11. Signs that Marlies loves me: they came to get me for surgery late in the fourth quarter of the Seahawks game (right about when they were starting their epic comeback). She came down to pre-op with me. We "watched" the last plays of the game unfold on my phone. Seattle won the game right before they wheeled me in. I remember saying "you don't have to be here...you can go watch the game". She stayed.

12. I was actually really impressed with the nurse giving me oxygen. I told her that having the thing over both my nose and my mouth really freaked me out (claustrophobia) and she said they actually get that pretty frequently, and just held it over my face instead. A few minutes later I was out like a light.

13. Coming down from the anesthetics from surgery was quite the process. Marlies stayed with me from the time I left the recovery room until visiting hours were over at 9pm and man, that must have been a boring stay. I was in and out of sleep the whole time, and I'm not sure I even put together a cogent sentence during that time. 

14. Sometime around 1am I started to regain consciousness. I also got a nice nurse who played ringette, so we chatted about that. She also brought me some toast, cranberry juice, and two glasses of water. It had been 30 hours since I'd eaten anything, so this was exciting. It took me over an hour to eat the toast, but I managed to keep it down. 

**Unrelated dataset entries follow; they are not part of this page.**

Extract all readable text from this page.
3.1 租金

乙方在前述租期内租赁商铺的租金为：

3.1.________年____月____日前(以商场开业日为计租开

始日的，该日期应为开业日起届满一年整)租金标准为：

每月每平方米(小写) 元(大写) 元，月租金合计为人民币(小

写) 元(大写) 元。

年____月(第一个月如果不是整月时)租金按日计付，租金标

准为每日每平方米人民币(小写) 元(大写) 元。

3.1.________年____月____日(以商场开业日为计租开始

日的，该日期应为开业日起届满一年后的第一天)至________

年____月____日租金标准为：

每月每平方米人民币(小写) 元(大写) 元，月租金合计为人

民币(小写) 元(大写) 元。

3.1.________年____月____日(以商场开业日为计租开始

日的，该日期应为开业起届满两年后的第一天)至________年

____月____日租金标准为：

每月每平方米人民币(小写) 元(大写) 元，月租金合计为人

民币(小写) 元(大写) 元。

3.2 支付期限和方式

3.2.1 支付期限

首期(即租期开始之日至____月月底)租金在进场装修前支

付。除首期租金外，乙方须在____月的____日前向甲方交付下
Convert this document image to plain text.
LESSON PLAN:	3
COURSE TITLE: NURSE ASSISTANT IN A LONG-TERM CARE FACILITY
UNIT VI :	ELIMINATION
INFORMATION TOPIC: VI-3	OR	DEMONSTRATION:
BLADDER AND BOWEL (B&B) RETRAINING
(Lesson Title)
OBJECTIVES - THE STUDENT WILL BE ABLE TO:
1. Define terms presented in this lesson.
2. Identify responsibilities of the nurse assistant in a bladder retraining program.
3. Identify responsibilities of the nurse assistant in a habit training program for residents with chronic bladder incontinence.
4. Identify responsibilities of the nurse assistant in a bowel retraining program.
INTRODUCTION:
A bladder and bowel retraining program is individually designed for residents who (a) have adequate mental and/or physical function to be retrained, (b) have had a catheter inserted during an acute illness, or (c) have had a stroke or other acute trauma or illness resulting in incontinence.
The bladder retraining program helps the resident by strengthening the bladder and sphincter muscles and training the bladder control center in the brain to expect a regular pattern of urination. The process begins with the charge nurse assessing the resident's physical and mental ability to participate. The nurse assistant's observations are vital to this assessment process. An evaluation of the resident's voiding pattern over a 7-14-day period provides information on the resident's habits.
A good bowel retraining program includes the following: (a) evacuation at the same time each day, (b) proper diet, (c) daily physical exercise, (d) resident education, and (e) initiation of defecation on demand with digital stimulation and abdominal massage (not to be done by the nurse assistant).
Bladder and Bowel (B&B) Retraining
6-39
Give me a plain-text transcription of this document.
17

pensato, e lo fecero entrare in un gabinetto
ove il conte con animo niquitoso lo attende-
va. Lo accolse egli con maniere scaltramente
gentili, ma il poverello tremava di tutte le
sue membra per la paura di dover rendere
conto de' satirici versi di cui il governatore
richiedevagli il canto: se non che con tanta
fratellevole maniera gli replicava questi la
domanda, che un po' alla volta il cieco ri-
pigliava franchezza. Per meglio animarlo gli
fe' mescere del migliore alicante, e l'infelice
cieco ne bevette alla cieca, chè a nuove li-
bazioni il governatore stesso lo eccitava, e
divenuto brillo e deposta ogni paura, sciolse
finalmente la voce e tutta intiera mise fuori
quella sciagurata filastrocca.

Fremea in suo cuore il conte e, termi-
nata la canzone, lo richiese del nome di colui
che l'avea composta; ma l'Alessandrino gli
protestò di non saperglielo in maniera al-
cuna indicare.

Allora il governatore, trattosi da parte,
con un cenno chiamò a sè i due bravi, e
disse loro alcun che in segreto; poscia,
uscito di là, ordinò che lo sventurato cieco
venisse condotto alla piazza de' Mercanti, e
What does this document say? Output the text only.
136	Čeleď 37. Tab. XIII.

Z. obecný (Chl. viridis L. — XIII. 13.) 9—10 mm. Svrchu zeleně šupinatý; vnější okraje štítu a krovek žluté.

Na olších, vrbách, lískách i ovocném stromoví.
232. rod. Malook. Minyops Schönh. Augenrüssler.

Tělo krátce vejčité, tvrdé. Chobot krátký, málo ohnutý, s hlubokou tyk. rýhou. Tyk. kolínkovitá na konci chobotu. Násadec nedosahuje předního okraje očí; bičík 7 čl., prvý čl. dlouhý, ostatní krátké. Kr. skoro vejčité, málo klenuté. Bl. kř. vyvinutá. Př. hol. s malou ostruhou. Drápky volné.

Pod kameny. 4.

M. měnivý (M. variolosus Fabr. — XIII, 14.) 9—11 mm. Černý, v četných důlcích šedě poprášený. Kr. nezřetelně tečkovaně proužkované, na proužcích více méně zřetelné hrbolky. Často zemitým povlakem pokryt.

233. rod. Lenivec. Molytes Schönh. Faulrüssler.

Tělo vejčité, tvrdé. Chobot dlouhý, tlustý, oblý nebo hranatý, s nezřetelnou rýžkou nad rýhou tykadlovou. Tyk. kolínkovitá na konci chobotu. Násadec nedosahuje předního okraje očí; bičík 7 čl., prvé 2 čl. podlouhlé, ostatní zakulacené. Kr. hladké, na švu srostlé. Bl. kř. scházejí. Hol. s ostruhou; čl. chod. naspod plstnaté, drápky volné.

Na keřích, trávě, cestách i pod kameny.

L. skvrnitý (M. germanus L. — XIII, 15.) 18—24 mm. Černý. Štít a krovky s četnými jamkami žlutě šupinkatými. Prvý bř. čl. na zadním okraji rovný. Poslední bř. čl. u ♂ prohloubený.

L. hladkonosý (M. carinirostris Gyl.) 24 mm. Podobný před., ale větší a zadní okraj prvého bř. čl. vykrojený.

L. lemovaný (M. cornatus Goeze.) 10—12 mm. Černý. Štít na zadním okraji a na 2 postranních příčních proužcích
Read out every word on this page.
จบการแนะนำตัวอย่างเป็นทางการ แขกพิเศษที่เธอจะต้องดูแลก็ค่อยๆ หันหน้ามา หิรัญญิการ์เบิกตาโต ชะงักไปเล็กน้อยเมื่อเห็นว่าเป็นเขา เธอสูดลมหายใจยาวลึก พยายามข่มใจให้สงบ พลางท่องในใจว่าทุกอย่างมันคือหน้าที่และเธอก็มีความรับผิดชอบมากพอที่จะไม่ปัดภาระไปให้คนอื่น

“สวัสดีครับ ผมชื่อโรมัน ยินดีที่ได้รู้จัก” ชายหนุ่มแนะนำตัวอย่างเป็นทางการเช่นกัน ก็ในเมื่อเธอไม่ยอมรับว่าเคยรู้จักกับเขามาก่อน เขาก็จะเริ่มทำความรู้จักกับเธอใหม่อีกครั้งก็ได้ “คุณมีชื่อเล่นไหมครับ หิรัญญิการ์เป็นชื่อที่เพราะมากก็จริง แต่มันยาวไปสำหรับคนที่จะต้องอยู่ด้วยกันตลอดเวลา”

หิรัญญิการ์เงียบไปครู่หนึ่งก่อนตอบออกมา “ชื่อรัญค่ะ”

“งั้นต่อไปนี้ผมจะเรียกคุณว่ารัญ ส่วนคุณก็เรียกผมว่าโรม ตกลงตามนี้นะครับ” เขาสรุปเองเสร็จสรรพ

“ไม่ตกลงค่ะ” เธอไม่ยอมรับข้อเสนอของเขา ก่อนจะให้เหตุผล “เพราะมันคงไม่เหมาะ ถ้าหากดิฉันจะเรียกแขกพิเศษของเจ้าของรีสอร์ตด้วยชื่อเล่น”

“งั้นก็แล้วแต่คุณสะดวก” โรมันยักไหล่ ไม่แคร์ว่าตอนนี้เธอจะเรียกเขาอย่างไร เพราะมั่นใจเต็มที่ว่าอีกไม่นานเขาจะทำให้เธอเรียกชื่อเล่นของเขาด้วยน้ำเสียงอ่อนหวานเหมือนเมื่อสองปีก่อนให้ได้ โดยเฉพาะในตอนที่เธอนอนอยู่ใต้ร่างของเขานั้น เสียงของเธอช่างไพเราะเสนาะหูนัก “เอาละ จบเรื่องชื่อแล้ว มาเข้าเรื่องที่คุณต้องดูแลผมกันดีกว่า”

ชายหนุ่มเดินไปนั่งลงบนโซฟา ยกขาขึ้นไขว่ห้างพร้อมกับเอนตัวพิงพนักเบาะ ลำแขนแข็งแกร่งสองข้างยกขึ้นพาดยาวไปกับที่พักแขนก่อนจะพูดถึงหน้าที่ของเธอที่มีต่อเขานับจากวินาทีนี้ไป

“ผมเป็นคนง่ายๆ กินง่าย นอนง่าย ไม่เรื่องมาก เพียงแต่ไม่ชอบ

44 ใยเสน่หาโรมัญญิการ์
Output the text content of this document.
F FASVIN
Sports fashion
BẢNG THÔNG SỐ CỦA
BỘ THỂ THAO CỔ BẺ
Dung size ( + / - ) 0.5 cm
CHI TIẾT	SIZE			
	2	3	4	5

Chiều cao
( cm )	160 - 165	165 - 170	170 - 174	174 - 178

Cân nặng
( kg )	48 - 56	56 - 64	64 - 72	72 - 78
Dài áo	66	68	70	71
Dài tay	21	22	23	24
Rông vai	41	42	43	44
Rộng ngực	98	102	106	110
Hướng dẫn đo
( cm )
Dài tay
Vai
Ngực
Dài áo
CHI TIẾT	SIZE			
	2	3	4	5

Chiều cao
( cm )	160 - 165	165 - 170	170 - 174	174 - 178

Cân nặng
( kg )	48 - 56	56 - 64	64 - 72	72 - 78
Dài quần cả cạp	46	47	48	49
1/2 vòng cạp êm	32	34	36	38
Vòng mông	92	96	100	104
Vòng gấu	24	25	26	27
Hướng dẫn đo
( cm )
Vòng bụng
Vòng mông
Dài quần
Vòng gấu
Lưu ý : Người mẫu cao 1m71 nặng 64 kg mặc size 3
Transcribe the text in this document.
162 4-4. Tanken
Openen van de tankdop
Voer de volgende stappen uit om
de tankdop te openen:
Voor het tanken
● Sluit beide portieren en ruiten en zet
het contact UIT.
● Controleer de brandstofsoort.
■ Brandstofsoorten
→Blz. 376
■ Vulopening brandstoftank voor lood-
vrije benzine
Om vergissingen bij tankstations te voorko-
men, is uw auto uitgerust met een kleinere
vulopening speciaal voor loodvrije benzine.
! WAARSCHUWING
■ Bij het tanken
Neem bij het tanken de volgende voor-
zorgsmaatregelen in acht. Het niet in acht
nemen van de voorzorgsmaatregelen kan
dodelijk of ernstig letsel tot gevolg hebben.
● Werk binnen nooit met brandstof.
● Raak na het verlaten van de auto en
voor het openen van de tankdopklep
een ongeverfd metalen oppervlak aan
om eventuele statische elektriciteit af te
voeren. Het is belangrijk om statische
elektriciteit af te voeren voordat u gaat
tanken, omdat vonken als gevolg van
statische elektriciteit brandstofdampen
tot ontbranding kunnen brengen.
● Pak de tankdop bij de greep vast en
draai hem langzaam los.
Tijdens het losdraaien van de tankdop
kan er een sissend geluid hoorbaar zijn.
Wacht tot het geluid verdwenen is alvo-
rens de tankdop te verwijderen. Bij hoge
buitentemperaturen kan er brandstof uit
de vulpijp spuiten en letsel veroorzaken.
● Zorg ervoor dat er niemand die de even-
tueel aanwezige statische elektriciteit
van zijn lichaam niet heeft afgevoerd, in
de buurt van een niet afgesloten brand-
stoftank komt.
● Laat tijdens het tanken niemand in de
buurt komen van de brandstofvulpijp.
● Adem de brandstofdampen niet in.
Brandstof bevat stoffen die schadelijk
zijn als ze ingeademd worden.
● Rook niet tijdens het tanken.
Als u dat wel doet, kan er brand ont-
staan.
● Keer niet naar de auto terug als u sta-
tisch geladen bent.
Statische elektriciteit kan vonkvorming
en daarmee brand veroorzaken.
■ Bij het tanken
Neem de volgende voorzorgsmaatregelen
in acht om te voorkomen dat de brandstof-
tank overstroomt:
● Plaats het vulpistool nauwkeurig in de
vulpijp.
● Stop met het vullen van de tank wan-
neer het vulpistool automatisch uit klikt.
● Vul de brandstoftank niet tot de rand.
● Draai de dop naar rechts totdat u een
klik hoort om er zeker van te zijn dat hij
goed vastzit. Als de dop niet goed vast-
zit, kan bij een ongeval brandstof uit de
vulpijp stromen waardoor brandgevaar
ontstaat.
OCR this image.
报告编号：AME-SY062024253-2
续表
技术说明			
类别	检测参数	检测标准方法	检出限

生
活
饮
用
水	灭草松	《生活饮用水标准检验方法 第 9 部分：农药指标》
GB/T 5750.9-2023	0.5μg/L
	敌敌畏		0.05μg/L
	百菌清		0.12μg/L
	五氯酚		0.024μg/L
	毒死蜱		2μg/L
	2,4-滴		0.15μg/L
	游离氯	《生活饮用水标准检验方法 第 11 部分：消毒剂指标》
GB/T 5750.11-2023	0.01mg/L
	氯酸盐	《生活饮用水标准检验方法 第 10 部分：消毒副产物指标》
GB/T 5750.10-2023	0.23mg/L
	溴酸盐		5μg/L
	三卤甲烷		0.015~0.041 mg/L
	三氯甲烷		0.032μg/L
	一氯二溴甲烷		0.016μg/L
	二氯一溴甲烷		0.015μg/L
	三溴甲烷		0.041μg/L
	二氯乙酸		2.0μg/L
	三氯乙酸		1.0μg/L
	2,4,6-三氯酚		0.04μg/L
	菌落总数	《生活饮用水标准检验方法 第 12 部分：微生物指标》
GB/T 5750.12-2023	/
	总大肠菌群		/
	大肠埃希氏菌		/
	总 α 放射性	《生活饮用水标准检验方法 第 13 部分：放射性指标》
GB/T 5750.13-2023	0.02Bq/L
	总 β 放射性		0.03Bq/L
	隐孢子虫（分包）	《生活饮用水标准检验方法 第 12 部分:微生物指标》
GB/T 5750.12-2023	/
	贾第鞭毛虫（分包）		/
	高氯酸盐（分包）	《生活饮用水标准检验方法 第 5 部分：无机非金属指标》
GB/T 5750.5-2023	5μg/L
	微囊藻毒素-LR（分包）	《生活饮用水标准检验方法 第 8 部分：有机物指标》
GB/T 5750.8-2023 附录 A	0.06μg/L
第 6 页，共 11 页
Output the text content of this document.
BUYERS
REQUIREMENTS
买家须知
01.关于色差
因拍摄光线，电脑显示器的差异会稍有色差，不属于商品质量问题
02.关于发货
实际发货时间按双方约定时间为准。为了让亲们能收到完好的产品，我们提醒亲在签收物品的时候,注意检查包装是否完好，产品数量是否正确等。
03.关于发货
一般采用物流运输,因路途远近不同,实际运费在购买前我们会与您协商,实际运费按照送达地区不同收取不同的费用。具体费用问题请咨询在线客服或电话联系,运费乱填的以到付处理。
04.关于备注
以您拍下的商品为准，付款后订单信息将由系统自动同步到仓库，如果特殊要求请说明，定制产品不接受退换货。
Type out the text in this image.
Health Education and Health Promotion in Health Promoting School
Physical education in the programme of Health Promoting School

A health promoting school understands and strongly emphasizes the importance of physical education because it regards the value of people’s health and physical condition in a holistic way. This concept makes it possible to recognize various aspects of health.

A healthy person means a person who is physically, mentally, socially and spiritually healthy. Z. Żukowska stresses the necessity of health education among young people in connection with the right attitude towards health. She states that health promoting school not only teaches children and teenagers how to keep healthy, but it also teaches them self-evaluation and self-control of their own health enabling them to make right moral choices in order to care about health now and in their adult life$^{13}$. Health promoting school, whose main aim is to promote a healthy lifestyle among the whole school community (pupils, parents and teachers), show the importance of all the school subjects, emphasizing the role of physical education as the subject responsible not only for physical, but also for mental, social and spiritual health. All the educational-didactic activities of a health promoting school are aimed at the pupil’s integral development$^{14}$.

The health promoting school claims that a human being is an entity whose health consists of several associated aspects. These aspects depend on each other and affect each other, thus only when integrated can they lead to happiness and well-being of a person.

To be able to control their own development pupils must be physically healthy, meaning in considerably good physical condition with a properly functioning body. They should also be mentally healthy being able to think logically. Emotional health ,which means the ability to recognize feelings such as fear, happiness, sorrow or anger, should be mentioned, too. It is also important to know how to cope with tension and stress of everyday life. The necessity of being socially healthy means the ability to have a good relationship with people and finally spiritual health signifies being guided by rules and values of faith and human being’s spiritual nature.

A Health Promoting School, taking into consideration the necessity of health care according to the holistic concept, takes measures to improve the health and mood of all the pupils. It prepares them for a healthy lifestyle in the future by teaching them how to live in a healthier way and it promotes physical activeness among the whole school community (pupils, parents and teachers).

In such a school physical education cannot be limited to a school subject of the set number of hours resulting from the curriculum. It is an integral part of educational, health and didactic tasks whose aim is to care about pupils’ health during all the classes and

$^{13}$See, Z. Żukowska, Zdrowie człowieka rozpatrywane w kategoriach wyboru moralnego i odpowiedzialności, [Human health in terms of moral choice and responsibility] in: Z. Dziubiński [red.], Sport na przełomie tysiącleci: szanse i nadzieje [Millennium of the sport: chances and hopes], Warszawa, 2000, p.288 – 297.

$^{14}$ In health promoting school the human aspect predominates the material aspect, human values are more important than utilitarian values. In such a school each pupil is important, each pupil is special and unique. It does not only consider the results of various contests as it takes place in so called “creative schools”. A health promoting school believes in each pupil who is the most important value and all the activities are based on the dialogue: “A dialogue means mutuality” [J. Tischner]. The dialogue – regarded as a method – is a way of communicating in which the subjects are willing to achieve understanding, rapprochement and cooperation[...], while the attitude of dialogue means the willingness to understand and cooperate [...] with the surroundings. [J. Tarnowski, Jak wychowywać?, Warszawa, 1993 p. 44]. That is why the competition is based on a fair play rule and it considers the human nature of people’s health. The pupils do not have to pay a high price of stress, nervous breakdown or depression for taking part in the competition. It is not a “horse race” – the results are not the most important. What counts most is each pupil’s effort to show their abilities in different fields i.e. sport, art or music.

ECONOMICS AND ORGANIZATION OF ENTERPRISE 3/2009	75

15. Many blogs I've read about people who had ankle surgery describe their terrible experiences with bedpans. I am very thankful my experience involved no bedpans. Creepy commode, yes. But no bedpans. 

16. One of my roommates at the hospital was terribly weird. I was very happy to get discharged. People who pee on the floor for no reason...no thanks.

17. I'm very happy that my physiotherapist is an awesome guy. The one I had for "crutch 101"? Not so much. In particular, he seemed very confused and unwilling to accept the concept that I didn't have a boyfriend at home.

Wednesday, January 21, 2015

Day 4

Day two of working from my bed and day four since I broke my ankle. 

The pain is mostly manageable. I slept better than I thought I would last night - I was in bed and fell asleep quite early (9:30ish) and slept most of the night. I was up maybe around 1:00 for an hour or so (read some blogs) and then again around 4:00. I wasn't really up because of pain; more that it gets awkward only being able to sleep on my back. My pain levels seem to be greatly reduced at night. I learned the hard way this morning that they come back quickly. I got up to go to the bathroom about five hours since taking my last meds and the feeling of the pressure flooding into my foot was quite overwhelming. I was concerned that I might be bleeding from one of my incisions, but if it was it was nothing severe enough to seep through (which I was told was when I would need to worry/go back to the ortho clinic).

I'm not feeling as dehydrated now, which is good. Post-surgery I felt like I couldn't get enough liquids into me. I think the meds give me a bit of dry mouth, but I at least felt mostly human today. Appetite is not back yet, but I think I've eaten more than yesterday at least.

Getting food prepared is actually what I discovered is super annoying today. Actually there's the challenge of preparing food, and then there's the challenge of moving it somewhere to eat it. I asked Mar to help me put my meals in ziplocks and then I can leave that in the fridge in a bag so it's at least transportable for me out to the living room. Even something super simple like cooking up some ground chicken with spices seems arduous because I'd have to stand there the whole time propped up on my crutches (not to mention trying to reach in the cupboards for spices!). 

I feel like I mostly have my wits about me, but the meds definitely do fatigue me/leave me a little bit lightheaded sometimes. 

I spoke to my boss today and I'm not going to wind up going to our AGM this week-end. It was actually after I was telling him about the blood rushing to my foot/feeling like it was bleeding that he was like "yeah, you're not coming". It's probably the best decision and hopefully no one looks down on me for it.